Nous avions alors dans l’armée d’Afrique des types extraordinaires, comme on n’en voit plus et comme on n’en fait plus, des types qui vous auraient amusé, vous, à vous faire passer toute votre vie dans ce pays.

J’étais simple spahi, un petit spahi de vingt ans, tout blond, et crâne, souple et vigoureux, mon cher, un vrai soldat d’Algérie. On m’avait attaché au commandement militaire de Boghar. Vous connaissez Boghar, qu’on appelle le balcon du Sud ; vous avez vu du sommet du fort le commencement de ce pays de feu, rongé, nu, tourmenté, pierreux et rouge. C’est bien là l’antichambre du désert, la frontière brûlante et superbe de l’immense région des solitudes jaunes.

Donc, nous étions à Boghar une quarantaine de spahis, une compagnie de joyeux, plus un escadron de chasseurs d’Afrique, quand on apprit que la tribu des Ouled-Berghi avait assassiné un voyageur anglais venu on ne sait comment dans ce pays, car les Anglais ont le diable au corps.

Il fallait faire justice de ce crime commis sur un Européen ; mais le commandant supérieur hésitait à envoyer une colonne, trouvant vraiment qu’un Anglais ne valait pas tant de mouvement.

Or, comme il causait de cette affaire avec le capitaine et le lieutenant, un maréchal des logis des spahis, qui attendait pour le rapport, proposa, tout à coup, d’aller châtier la tribu si on lui donnait six hommes seulement.

Vous savez que dans le Sud on est plus libre que dans les garnisons des villes, et il existe, entre l’officier et le soldat, une sorte de camaraderie qu’on ne retrouve pas ailleurs.

Le capitaine se mit à rire :

— Toi, mon brave ?

— Oui, mon cap’taine, et, si vous le désirez, je vous ramènerai toute la tribu prisonnière.

Le commandant, qui était un fantaisiste, le prit au mot :

— Tu partiras demain matin avec six hommes de ton choix et, si tu n’accomplis pas ta promesse, gare à toi !

Le sous-officier souriait dans sa moustache.

— Ne craignez rien, mon commandant. Mes prisonniers seront ici mercredi midi, au plus tard.

Ce maréchal des logis, Mohammed-Fripouille, comme on l’appelait, était un homme vraiment surprenant, un Turc, un vrai Turc, entré au service de la France après une vie très ballottée, et pas très claire, sans doute. Il avait voyagé en beaucoup de lieux, en Grèce, en Asie Mineure, en Égypte, en Palestine, et il avait dû laisser pas mal de forfaits sur sa route. C’était un vrai bachi-bouzouk, hardi, noceur, féroce et gai, d’une gaieté calme d’Oriental. Il était gros, très gros, mais souple comme un singe, et il montait à cheval d’une façon merveilleuse.
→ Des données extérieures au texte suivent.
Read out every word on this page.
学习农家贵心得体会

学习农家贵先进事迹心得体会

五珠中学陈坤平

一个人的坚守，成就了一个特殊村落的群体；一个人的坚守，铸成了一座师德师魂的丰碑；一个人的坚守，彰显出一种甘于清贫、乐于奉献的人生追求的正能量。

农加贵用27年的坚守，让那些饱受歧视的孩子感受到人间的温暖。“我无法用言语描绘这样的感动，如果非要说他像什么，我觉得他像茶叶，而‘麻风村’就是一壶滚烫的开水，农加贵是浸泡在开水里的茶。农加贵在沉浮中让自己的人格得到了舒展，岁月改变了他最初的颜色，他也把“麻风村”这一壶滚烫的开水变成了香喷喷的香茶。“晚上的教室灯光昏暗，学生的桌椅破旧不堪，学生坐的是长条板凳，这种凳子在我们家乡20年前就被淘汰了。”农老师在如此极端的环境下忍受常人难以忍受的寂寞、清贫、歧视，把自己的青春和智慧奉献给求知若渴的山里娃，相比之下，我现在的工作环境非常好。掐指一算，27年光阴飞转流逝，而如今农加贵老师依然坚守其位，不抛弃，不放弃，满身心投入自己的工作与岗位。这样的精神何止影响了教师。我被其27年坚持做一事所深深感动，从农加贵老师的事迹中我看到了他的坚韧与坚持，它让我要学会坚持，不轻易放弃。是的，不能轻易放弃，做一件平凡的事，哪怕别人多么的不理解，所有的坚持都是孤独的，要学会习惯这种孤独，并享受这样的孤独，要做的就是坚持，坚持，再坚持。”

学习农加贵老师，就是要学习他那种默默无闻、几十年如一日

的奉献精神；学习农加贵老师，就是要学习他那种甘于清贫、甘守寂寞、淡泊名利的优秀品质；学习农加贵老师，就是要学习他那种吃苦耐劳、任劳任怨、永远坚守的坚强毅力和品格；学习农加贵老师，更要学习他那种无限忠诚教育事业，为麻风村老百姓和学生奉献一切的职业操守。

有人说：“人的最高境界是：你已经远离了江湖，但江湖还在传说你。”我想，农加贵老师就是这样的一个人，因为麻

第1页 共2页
Ses moustaches, invraisemblablement épaisses et longues, éveillaient toujours en moi une idée confuse de croissant de lune et de cimeterre. Il haïssait les Arabes d’une haine exaspérée, et il les traitait avec une cruauté sournoise épouvantable, inventant sans cesse des ruses nouvelles, des perfidies calculées et terribles.

Il était, en outre, d’une force incroyable et d’une audace invraisemblable.

Le commandant lui dit :

— Choisis tes hommes, mon gaillard.

Mohammed me prit. Il avait confiance en moi, ce brave, et je lui demeurai dévoué corps et âme pour ce choix, qui me fit autant de plaisir que la croix d’honneur, plus tard.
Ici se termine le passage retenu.